Heuristic algorithm

For alternate uses, see heuristic

In computer science, a heuristic is a technique designed to solve a problem that ignores whether the solution is provably correct, but which usually produces a good solution or solves a simpler problem that contains or intersects with the solution of the more complex problem.

A heuristic is not guaranteed always to solve the problem, but often solves it well enough for most uses, and often does so more quickly than a more complete solution would.

A methodic is another way of solving a problem.

More formally, a heuristic is a function, ${\displaystyle h(n)}$ defined on the nodes of a search tree , which serves as an estimate of the cost of the cheapest path from that node to the goal node. Heuristics are used by informed search algorithms such as Greedy best-first search and A* to choose the best node to explore. Greedy best-first search will choose the node that has the lowest value for the heuristic function. A* will expand nodes that have the lowest value for ${\displaystyle g(n)+h(n)}$, where ${\displaystyle g(n)}$ is the (exact) cost of the path from the initial state to the current node. When ${\displaystyle h(n)}$ is admissible - that is if ${\displaystyle h(n)}$ never overestimates the costs of reaching the goal - A* is provably optimal.

The classical problem involving heuristics is the n-puzzle. Commonly used heuristics for this problem include counting the number of misplaced tiles and finding the sum of the Manhattan distances between each block and its position in the goal configuration. Note that both are admissible.

In any searching problem where there are ${\displaystyle b}$ choices at each node and a depth of d at the goal node, a naive searching algorithm would have to potentially search around ${\displaystyle b^{d}}$ nodes before finding a solution. Heuristics improve the efficiency of search algorithms by reducing the branching factor from ${\displaystyle b}$ to (ideally) a low constant b*.

Although any admissible heuristic will give an optimal answer, a heuristic that gives a lower branching factor is more computationally efficient for a particular problem.
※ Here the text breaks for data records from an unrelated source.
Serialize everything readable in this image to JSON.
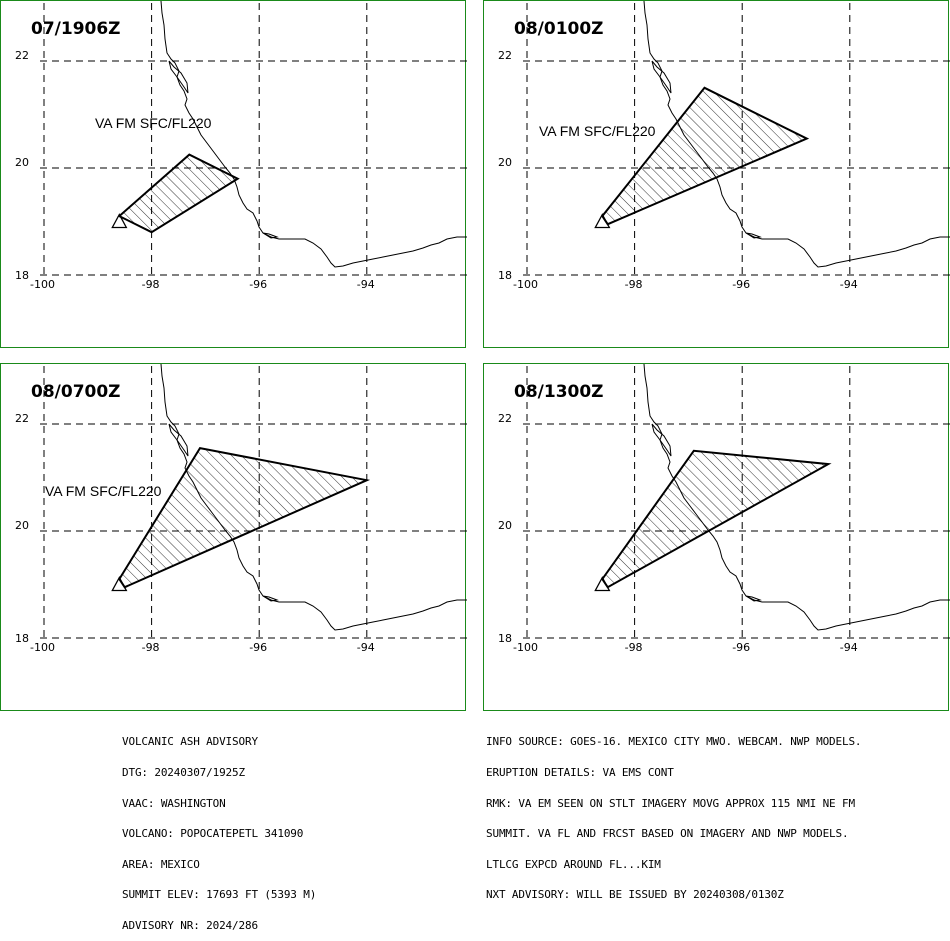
{
  "panels": [
    {
      "title": "07/1906Z",
      "label": "VA FM SFC/FL220",
      "polygon": [
        [
          -98.6,
          19.1
        ],
        [
          -98.0,
          18.8
        ],
        [
          -96.4,
          19.8
        ],
        [
          -97.3,
          20.25
        ],
        [
          -98.6,
          19.1
        ]
      ]
    },
    {
      "title": "08/0100Z",
      "label": "VA FM SFC/FL220",
      "polygon": [
        [
          -98.6,
          19.1
        ],
        [
          -98.5,
          18.95
        ],
        [
          -94.8,
          20.55
        ],
        [
          -96.7,
          21.5
        ],
        [
          -98.6,
          19.1
        ]
      ]
    },
    {
      "title": "08/0700Z",
      "label": "VA FM SFC/FL220",
      "polygon": [
        [
          -98.6,
          19.1
        ],
        [
          -98.5,
          18.95
        ],
        [
          -94.0,
          20.95
        ],
        [
          -97.1,
          21.55
        ],
        [
          -98.6,
          19.1
        ]
      ]
    },
    {
      "title": "08/1300Z",
      "label": "",
      "polygon": [
        [
          -98.6,
          19.1
        ],
        [
          -98.5,
          18.95
        ],
        [
          -94.4,
          21.25
        ],
        [
          -96.9,
          21.5
        ],
        [
          -98.6,
          19.1
        ]
      ]
    }
  ],
  "map": {
    "lon_ticks": [
      "-100",
      "-98",
      "-96",
      "-94"
    ],
    "lat_ticks": [
      "22",
      "20",
      "18"
    ],
    "volcano_marker": "volcano-triangle-icon"
  },
  "advisory_left": [
    "VOLCANIC ASH ADVISORY",
    "DTG: 20240307/1925Z",
    "VAAC: WASHINGTON",
    "VOLCANO: POPOCATEPETL 341090",
    "AREA: MEXICO",
    "SUMMIT ELEV: 17693 FT (5393 M)",
    "ADVISORY NR: 2024/286"
  ],
  "advisory_right": [
    "INFO SOURCE: GOES-16. MEXICO CITY MWO. WEBCAM. NWP MODELS.",
    "ERUPTION DETAILS: VA EMS CONT",
    "RMK: VA EM SEEN ON STLT IMAGERY MOVG APPROX 115 NMI NE FM",
    "SUMMIT. VA FL AND FRCST BASED ON IMAGERY AND NWP MODELS.",
    "LTLCG EXPCD AROUND FL...KIM",
    "NXT ADVISORY: WILL BE ISSUED BY 20240308/0130Z"
  ],
  "colors": {
    "panel_border": "#1a8a1a",
    "ash_outline": "#000000",
    "grid": "#000000"
  }
}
It can be shown that a heuristic ${\displaystyle h_{2}(n)}$ is better than another heuristic ${\displaystyle h_{1}(n)}$ , if ${\displaystyle h_{2}(n)}$ dominates ${\displaystyle h_{1}(n)}$, ie. ${\displaystyle h_{1}(n)<h_{2}(n)}$ for all ${\displaystyle n}$.

The problem of finding an admissible heuristic with a low branching factor for common search tasks has been extensively researched in the AI community. A number of common techniques are used:

• Solution costs of sub-problems often serve as useful estimates of the overall solution cost. These are always admissible. For example, a heuristic for a 10-puzzle might be the cost of moving tiles 1-5 into their correct places. A common idea is to use a pattern database that stores the exact solution cost of every subproblem instance.

• The solution of a relaxed problem often serves as a useful admissible estimate of the original. For example manhattan distance is a relaxed version of the n-puzzle problem, because we assume we can move each tile to its position in a single step.

• Given a set of admissible heuristic functions ${\displaystyle h_{1}(n),h_{2}(n)\ldots h_{i}(n)}$ , the function ${\displaystyle h(n)=max\{h_{1}(n),h_{2}(n)...h_{i}(n)\}}$ is an admissible heuristic that dominates all of them.

Using these techniques a program called ABSOLVER was written by A.E. Prieditis for automatically generating heuristics for a given problem. ABSOLVER generated a new heuristic for the 8-puzzle better than any pre-existing heuristic and found the first useful heuristic for solving the Rubik's Cube.